Perché si è rotto? «Le cause del cedimento strutturale consistono nell'inadeguato e incompleto ciclo di lavorazione della ditta Clax Italia», scrive Lucarelli, «che ha prodotto un manufatto solo parzialmente polimerizzato, con presenza di monomero non completamente "cristallizzato", a cui è seguito il degrado chimico-fisico delle sue caratteristiche. I vizi e le difformità non sono eliminabili».

Il calice frantumato di piazza Salotto, quindi, per il perito non può essere riparato. «L'opera», prosegue rispondendo all'ultimo quesito del giudice, «risulta assolutamente inadatta alla sua destinazione.

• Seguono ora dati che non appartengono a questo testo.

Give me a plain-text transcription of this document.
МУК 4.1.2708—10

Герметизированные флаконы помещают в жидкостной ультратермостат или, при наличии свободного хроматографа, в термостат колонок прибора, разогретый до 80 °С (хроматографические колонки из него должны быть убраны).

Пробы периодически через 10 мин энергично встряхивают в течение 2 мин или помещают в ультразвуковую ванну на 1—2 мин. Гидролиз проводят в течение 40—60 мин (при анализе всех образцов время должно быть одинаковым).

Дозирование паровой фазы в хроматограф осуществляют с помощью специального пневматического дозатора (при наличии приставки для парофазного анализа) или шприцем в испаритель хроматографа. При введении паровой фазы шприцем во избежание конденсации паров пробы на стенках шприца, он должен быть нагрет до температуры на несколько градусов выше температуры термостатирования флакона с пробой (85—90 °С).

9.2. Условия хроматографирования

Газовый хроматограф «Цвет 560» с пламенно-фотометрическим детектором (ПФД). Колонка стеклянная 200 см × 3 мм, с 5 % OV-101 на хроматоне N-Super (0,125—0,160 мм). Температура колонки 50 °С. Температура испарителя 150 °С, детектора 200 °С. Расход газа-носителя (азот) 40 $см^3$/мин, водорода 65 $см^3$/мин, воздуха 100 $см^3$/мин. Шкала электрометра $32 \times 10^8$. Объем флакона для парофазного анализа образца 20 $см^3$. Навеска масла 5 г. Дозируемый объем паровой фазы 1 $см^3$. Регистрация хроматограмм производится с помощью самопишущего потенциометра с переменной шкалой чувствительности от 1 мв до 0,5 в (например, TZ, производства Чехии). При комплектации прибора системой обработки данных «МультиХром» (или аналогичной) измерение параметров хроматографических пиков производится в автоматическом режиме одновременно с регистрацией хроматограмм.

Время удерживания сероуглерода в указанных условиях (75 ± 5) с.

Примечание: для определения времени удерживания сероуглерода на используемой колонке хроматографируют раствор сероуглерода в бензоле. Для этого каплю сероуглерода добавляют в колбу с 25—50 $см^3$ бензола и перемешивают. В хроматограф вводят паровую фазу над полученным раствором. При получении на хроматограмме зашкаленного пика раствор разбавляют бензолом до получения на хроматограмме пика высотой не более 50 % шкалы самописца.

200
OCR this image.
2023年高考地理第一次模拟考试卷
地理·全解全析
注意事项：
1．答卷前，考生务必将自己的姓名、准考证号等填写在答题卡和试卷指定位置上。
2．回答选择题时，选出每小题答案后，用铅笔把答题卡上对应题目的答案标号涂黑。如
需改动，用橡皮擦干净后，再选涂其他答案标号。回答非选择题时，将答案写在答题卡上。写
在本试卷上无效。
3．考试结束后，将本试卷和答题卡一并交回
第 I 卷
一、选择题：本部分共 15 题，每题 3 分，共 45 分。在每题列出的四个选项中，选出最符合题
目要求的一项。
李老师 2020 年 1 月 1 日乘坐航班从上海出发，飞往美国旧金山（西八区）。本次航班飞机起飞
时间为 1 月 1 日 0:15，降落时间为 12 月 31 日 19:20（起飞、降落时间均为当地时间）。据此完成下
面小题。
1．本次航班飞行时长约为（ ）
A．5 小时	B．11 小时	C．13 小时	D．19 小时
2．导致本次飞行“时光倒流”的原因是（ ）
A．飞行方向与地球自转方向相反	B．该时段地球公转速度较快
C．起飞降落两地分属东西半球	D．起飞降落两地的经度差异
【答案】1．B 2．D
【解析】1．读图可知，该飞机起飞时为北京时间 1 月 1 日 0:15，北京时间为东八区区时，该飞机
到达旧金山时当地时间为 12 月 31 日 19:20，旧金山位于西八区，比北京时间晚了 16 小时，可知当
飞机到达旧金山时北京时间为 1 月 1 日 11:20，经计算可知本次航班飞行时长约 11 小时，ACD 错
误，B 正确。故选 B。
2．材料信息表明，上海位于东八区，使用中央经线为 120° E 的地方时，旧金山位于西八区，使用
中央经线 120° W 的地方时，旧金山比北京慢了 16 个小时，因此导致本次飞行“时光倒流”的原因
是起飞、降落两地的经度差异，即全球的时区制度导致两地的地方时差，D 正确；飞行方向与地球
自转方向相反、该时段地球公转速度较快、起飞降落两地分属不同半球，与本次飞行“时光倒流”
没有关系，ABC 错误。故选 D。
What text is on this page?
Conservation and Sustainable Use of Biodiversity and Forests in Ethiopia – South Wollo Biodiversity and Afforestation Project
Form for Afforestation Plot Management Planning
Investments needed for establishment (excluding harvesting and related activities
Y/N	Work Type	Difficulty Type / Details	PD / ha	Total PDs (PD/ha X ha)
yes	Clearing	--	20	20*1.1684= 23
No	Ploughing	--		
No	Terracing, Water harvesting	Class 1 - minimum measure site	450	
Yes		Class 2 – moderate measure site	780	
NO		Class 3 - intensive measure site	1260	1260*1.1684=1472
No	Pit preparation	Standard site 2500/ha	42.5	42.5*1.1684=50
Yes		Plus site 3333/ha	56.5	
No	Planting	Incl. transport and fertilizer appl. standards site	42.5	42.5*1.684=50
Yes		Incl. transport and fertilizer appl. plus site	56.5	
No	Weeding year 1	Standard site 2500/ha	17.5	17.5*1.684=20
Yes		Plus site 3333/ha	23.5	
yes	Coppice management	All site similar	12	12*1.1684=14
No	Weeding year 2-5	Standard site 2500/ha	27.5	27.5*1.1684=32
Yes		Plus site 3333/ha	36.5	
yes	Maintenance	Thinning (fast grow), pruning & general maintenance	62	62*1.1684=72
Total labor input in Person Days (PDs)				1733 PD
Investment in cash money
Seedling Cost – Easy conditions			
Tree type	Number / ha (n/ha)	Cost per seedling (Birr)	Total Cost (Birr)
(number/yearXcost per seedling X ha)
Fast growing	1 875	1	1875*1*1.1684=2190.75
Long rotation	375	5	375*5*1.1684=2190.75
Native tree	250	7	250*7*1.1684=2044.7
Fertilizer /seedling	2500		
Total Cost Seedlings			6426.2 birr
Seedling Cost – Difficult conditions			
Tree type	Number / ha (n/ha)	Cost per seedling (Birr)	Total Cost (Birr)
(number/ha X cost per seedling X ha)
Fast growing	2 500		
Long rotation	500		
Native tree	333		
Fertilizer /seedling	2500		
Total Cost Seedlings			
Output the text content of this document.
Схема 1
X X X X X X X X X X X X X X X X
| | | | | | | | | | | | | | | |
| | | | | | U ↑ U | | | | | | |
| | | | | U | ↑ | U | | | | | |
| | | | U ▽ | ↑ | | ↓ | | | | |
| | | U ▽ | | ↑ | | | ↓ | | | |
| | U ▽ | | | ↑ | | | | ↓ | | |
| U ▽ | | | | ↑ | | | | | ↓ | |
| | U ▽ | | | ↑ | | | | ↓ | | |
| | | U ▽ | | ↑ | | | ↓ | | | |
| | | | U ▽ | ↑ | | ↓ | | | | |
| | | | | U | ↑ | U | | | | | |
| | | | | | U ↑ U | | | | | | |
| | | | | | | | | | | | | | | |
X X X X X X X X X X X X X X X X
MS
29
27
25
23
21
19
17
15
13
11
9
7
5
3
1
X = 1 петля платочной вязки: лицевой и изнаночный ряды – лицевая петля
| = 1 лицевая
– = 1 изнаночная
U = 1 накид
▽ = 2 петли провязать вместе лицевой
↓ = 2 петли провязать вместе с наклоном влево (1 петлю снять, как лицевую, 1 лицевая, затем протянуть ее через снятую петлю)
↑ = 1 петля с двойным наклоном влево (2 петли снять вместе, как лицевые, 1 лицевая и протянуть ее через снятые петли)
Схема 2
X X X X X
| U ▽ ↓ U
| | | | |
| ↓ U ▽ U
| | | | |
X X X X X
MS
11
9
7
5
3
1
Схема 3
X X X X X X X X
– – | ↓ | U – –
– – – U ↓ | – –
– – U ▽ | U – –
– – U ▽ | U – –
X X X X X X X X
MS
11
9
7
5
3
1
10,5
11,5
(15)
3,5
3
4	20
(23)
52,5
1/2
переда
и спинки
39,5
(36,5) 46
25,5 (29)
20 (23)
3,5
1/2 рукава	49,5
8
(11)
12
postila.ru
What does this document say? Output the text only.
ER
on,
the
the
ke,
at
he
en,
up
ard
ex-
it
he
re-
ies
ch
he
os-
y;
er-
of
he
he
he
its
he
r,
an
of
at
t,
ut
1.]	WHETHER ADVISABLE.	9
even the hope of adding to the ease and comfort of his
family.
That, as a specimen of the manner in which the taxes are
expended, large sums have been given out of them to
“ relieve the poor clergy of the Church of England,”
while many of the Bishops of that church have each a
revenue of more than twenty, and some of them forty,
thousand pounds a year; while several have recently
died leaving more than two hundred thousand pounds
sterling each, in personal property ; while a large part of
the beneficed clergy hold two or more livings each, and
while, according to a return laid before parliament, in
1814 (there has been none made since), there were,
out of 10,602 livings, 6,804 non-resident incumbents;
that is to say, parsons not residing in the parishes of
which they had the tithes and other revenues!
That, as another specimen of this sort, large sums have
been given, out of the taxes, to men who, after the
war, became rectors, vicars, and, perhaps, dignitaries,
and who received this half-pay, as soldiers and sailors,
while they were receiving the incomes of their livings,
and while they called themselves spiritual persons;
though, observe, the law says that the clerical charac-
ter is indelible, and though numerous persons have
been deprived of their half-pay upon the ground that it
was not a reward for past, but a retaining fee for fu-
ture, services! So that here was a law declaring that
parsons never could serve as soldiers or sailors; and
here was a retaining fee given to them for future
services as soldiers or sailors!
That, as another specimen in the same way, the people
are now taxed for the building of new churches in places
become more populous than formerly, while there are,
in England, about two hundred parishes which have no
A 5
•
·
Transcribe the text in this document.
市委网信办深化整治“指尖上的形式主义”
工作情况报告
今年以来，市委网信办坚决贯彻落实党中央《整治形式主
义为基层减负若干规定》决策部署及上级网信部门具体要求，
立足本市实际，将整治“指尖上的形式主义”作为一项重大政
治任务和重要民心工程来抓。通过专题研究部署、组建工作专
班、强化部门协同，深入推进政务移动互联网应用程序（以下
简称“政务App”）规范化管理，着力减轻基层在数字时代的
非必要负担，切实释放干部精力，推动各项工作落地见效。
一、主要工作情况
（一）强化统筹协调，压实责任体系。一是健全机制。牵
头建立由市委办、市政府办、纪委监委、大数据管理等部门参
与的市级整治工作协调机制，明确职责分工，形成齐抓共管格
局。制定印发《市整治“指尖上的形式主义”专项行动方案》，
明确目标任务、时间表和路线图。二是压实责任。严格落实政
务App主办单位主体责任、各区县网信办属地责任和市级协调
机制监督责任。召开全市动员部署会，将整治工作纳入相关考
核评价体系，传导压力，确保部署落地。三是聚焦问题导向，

Il progetto e le indicazioni correttamente fornite dal committente, dal direttore e dal progettista prescindono dal ciclo di lavorazione di esclusiva competenza della Clax Italia e si è rivelato inadeguato e incompleto».

VERSO L'UDIENZA.
A lungo, quel calice rotto è rimasto sotto gli occhi dei cittadini nella piazza principale della città imbragato in un'armatura: specchio della sfortuna e anche del contrasto politico tra chi ha voluto quell'opera, l'amministrazione di centrosinistra di D'Alfonso, e chi si è ritrovato quel fardello, l'amministrazione di centrodestra di Luigi Albore Mascia. E' stato il sindaco, il 14 maggio scorso, a far calare il sipario sull'opera del maestro giapponese oscurando il calice frantumato con uno scheletro su cui sono stati montati 12 pannelli che illustrano le opere manifesto della giunta di Mascia. «Un'opera che non rappresenta Pescara», ha sempre detto il sindaco Mascia che, adesso, chiede all'azienda di Pomezia un risarcimento a causa di un «danno all'immagine e alla reputazione sociale degli enti che hanno promosso la realizzazione del monumento e ne hanno acquistato la proprietà». Così, il Comune chiede alla Clax 2 milioni e 100 mila euro da dividere anche con la banca Caripe, proprietaria al 20 per cento dell'opera.